As evidence, supporters of Sanders point to recent bills in Congress that include cash payments to individuals, expanded unemployment benefits and paid sick time — all ideas, they note, that the senator has long championed.
They also point to a speech that Sanders delivered from the Senate floor last week that went viral, in which he ripped into a group of conservative Republicans who were concerned that the roughly $2 trillion relief package that Congress was set to pass might result in some low-income workers making more money because of expanded unemployment benefits.
But the senator's critics suggest, despite the big speeches and viral videos, that he was not as present on Capitol Hill as others. Some point to his former presidential rival Massachusetts Sen. Elizabeth Warren, who was key in shaping the corporate oversight portion of the bill. In fact, last weekend, Sanders skipped a vote in Congress to instead hold a virtual town hall from Vermont with members of the "squad," freshman Democratic Reps. Alexandria Ocasio-Cortez, Ilhan Omar and Rashida Tlaib.
Still, Sanders has remained in a policymaking role in this moment, and that gave him a spotlight that his primary opponent does not have.
Biden, who for most of his adult life was in some form of elected office, found himself in the strange situation of being somewhat powerless — no longer a senator and no longer a vice president. No media outlets took his virtual coronavirus speeches live, but they routinely turned to updates from Capitol Hill, where Congress was debating the largest rescue package in American history.
Campaigning against the virus
Outside of Congress, Sanders continues to hold virtual town halls and send emails to his supporters, but his message has shifted.
"In every classical facet of what a campaign does, we've basically moved away from that and become a coronavirus campaign," said Faiz Shakir, Sanders' campaign manager.

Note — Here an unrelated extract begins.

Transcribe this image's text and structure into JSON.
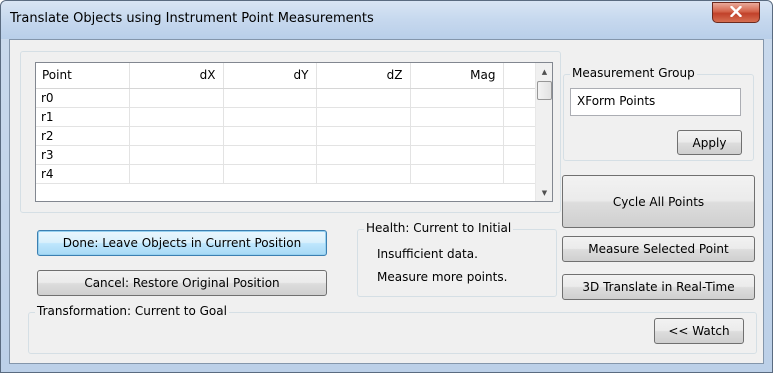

The campaign is not regularly contrasting with and critiquing Biden. Instead, it is largely focused on educating people about the virus and the economic assistance available.
The campaign is no longer actively spending on advertising and diverting money that would otherwise fill its coffers.
"The fundraising that you associate with the campaign, raising for the candidate, has all suspended," said Shakir. "All we're raising for is groups who are doing front-line work to help vulnerable communities. We've raised over $3 million."
As for the Sanders candidacy itself, Shakir insists the senator is still reassessing his future.
"It's gonna be a very steep road, I would not deny that for a moment," Sanders told NPR's Morning Edition a few days ago. At the same time, he suggested that he would like to continue debating Biden, as the former vice president has said they've had enough debates.
Sanders supporters and allies do not know if he will stay in the race and fight until the last primary, now postponed to June 23, less than three weeks before the scheduled start of the Democratic National Convention.
Nor are they saying he should.
But they emphasize that the senator has more influence and power in this moment because he's a presidential candidate.
"The campaign is a vehicle through which he can continue to engage people, so even for that reason alone the campaign is important," said Archila.
Without a national campaign, Sanders' megaphone wouldn't be as loud — whether it's for himself, his issues or aiding the coronavirus crisis.
"It's Sanders' last stand in electoral politics," said Barry Burden, director of the Elections Research Center at the University of Wisconsin-Madison. "He's old enough that I don't think anyone expects him to make another run for the presidency. He may be in his last term in the Senate or near it. Right now, he still has something of a national stage. Once he leaves the campaign, that will be gone."